Flinn was an avid early reader. However, she had conflicts with her school's selected reading materials. As a child, little Alexandra disliked reading from workbooks and then answering questions. According to Flinn , "When the other kids were on Book 20, I was on Book 1." It wasn't Flinn's inability to read the selected material; it was her disinterest in the school district's decision regarding the grade level reading material. It was Flinn's teacher, Mrs. Zeiser, who said that "Alexandra marches to her own drummer." As a child, Flinn preferred reading such authors as Beverly Cleary, Judy Blume, Astrid Lindgren, Marilyn Sachs, and Laura Ingalls Wilder. Frances Hodgson Burnett's A Little Princess was an especially favorite book of hers.


After spending her elementary years in New York, Flinn's family moved to Miami when she entered middle school. Making friends was a challenge for Flinn, so this move was especially hard on her. Instead of trying to make new friends, she spent her time alone reading and writing. It was this time in her life that would later be her inspiration for Breaking Point, a book about a good kid who goes bad in order to be liked by the popular group. Luckily, by high school, Flinn had made some friends and had even expanded her interests to the performing arts.
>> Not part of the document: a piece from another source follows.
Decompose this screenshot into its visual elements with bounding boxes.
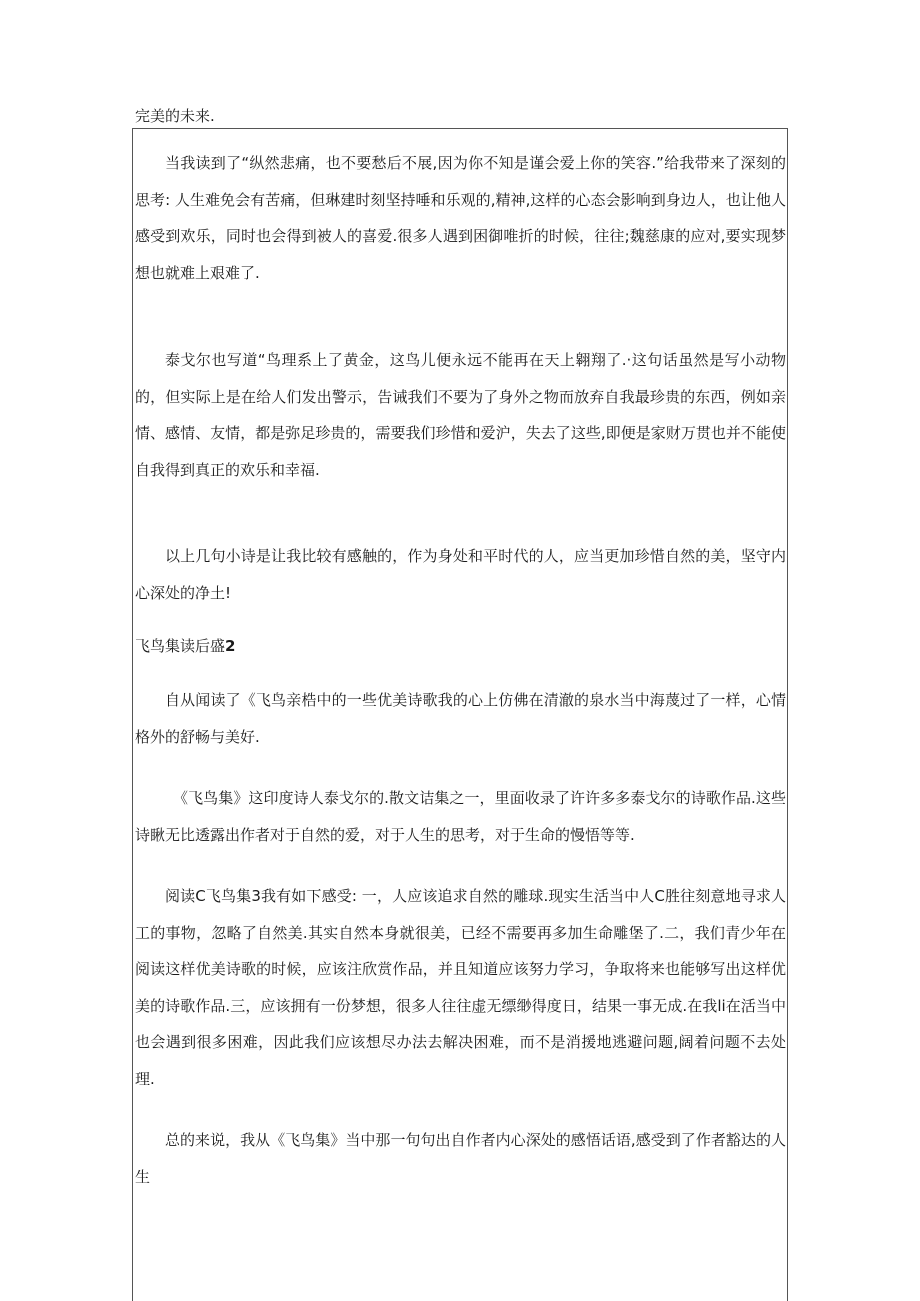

After graduating from high school, Flinn took her interests in the performing arts to college. She studied opera while in college and sang as a coloratura, a very high range soprano voice. Following college graduation, Flinn moved on to law school and interned with the State Attorney's Office. She also volunteered at a battered women's shelter. This experience was her inspiration for another future book, Breathing Underwater, a book about dating violence.


After the completion of law school, Flinn practiced law for a number of years. During this time in her life, she met and later married a fellow attorney. It was while she was on pregnancy leave that she decided to leave her law practice and devote herself full time to writing.